David David - 1 month ago 19
Python Question

Cosine similarity using TFIDF

There are several questions on SO and the web describing how to take the

cosine similarity
between two strings, and even between two strings with TFIDF as weights. But the output of a function like scikit's
linear_kernel
confuses me a little.

Consider the following code:

import pandas as pd
from sklearn.feature_extraction.text import TfidfVectorizer

a = ['hello world', 'my name is', 'what is your name?']
b = ['my name is', 'hello world', 'my name is what?']

df = pd.DataFrame(data={'a':a, 'b':b})
df['ab'] = df.apply(lambda x : x['a'] + ' ' + x['b'], axis=1)
print(df.head())

a b ab
0 hello world my name is hello world my name is
1 my name is hello world my name is hello world
2 what is your name? my name is what? what is your name? my name is what?


Question:
I'd like to have a column that is the cosine similarity between the strings in
a
and the strings in
b
.

What I tried:

I trained a TFIDF classifier on
ab
, so as to include all the words:

clf = TfidfVectorizer(ngram_range=(1, 1), stop_words='english')
clf.fit(df['ab'])


I then got the sparse TFIDF matrix of both
a
and
b
columns:

tfidf_a = clf.transform(df['a'])
tfidf_b = clf.transform(df['b'])


Now, if I use scikit's
linear_kernel
, which is what others recommended, I get back a Gram matrix of (nfeatures,nfeatures), as mentioned in their docs.

from sklearn.metrics.pairwise import linear_kernel
linear_kernel(tfidf_a,tfidf_b)

array([[ 0., 1., 0.],
[ 0., 0., 0.],
[ 0., 0., 0.]])


But what I need is a simple vector, where the first element is the cosin_sim between the first row of
a
and the first row of
b
, the second element is the cos_sim(a[1],b[1]), and so forth.

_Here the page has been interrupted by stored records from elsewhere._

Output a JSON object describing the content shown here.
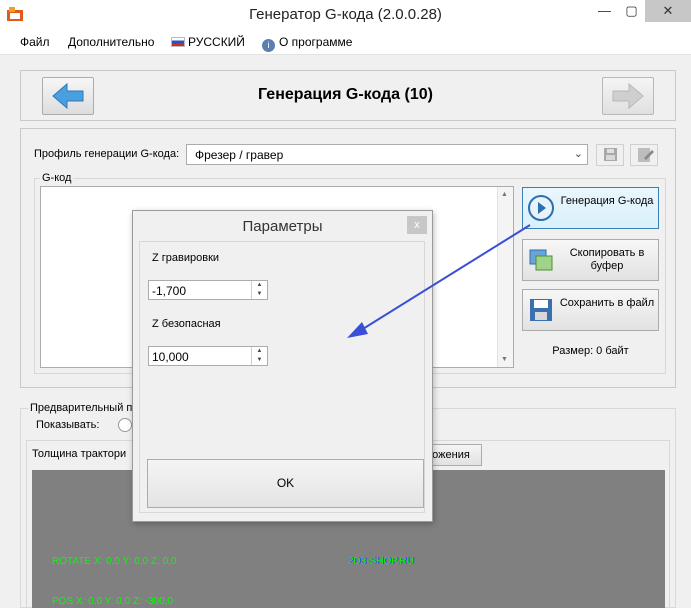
{
  "window": {
    "title": "Генератор G-кода (2.0.0.28)",
    "minimize": "—",
    "maximize": "▢",
    "close": "✕"
  },
  "menu": {
    "file": "Файл",
    "extra": "Дополнительно",
    "language": "РУССКИЙ",
    "about": "О программе"
  },
  "header": {
    "title": "Генерация G-кода (10)"
  },
  "profile": {
    "label": "Профиль генерации G-кода:",
    "selected": "Фрезер / гравер"
  },
  "gcode": {
    "group_label": "G-код",
    "generate_button": "Генерация G-кода",
    "copy_button": "Скопировать в буфер",
    "save_button": "Сохранить в файл",
    "size_label": "Размер: 0 байт"
  },
  "preview": {
    "group_label": "Предварительный пр",
    "show_label": "Показывать:",
    "thickness_label": "Толщина трактори",
    "tab_button": "ожения",
    "rotate_text": "ROTATE X: 0,0  Y: 0,0 Z: 0,0",
    "pos_text": "POS X: 0,0  Y: 0,0 Z: -300,0",
    "center_text": "2D3-SHOP.RU"
  },
  "dialog": {
    "title": "Параметры",
    "close": "x",
    "z_engrave_label": "Z гравировки",
    "z_engrave_value": "-1,700",
    "z_safe_label": "Z безопасная",
    "z_safe_value": "10,000",
    "ok_button": "OK"
  },
  "colors": {
    "accent": "#3c7fb1",
    "preview_bg": "#808080",
    "overlay_text": "#00ff00",
    "annotation_arrow": "#3a4fd6"
  }
}
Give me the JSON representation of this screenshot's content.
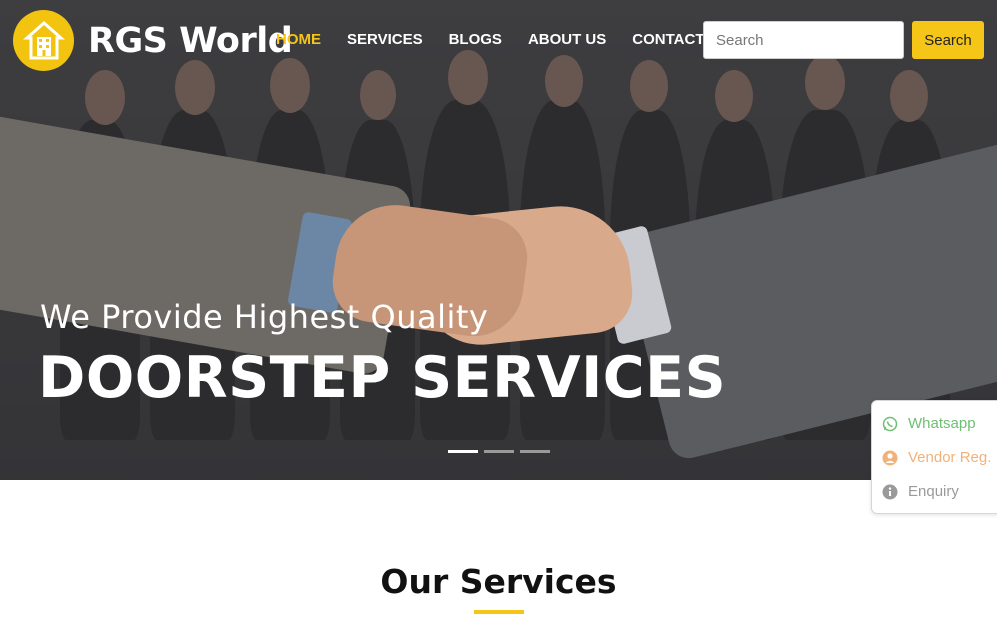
{
  "brand": {
    "name": "RGS World",
    "logo_icon": "house-building-icon",
    "color": "#f2c40f"
  },
  "nav": {
    "items": [
      {
        "label": "HOME",
        "active": true
      },
      {
        "label": "SERVICES",
        "active": false
      },
      {
        "label": "BLOGS",
        "active": false
      },
      {
        "label": "ABOUT US",
        "active": false
      },
      {
        "label": "CONTACT",
        "active": false
      }
    ],
    "active_color": "#f5c518"
  },
  "search": {
    "placeholder": "Search",
    "value": "",
    "button_label": "Search"
  },
  "hero": {
    "subtitle": "We Provide Highest Quality",
    "title": "DOORSTEP SERVICES",
    "slides": 3,
    "active_slide": 1
  },
  "float_panel": {
    "items": [
      {
        "label": "Whatsapp",
        "icon": "whatsapp-icon",
        "color": "#6fbf73"
      },
      {
        "label": "Vendor Reg.",
        "icon": "user-circle-icon",
        "color": "#f0b27a"
      },
      {
        "label": "Enquiry",
        "icon": "info-circle-icon",
        "color": "#9a9a9a"
      }
    ]
  },
  "services": {
    "title": "Our Services",
    "accent": "#f5c518"
  }
}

Using python3, scikit-learn 0.17.

Answer

I think your example is falling down a little bit because your TfidfVectorizer is filtering out the majority of your words because you have the stop_words = 'english' parameter (you've included almost all stop words in the example). I've removed that and made your matrices dense so we can see what's happening. What if you did something like this?

import pandas as pd
from sklearn.feature_extraction.text import TfidfVectorizer
from scipy import spatial

a = ['hello world', 'my name is', 'what is your name?']
b = ['my name is', 'hello world', 'my name is what?']

df = pd.DataFrame(data={'a':a, 'b':b})
df['ab'] = df.apply(lambda x : x['a'] + ' ' + x['b'], axis=1)

clf = TfidfVectorizer(ngram_range=(1, 1))
clf.fit(df['ab'])

tfidf_a = clf.transform(df['a']).todense()
tfidf_b = clf.transform(df['b']).todense()

row_similarities = [1 - spatial.distance.cosine(tfidf_a[x],tfidf_b[x]) for x in range(len(tfidf_a)) ]
row_similarities

[0.0, 0.0, 0.72252389079716417]

This shows the distance between each row. I'm not fully on board with how you're building the full corpus, but the example isn't optimized at all, so I'll leave that for now. Hope this helps.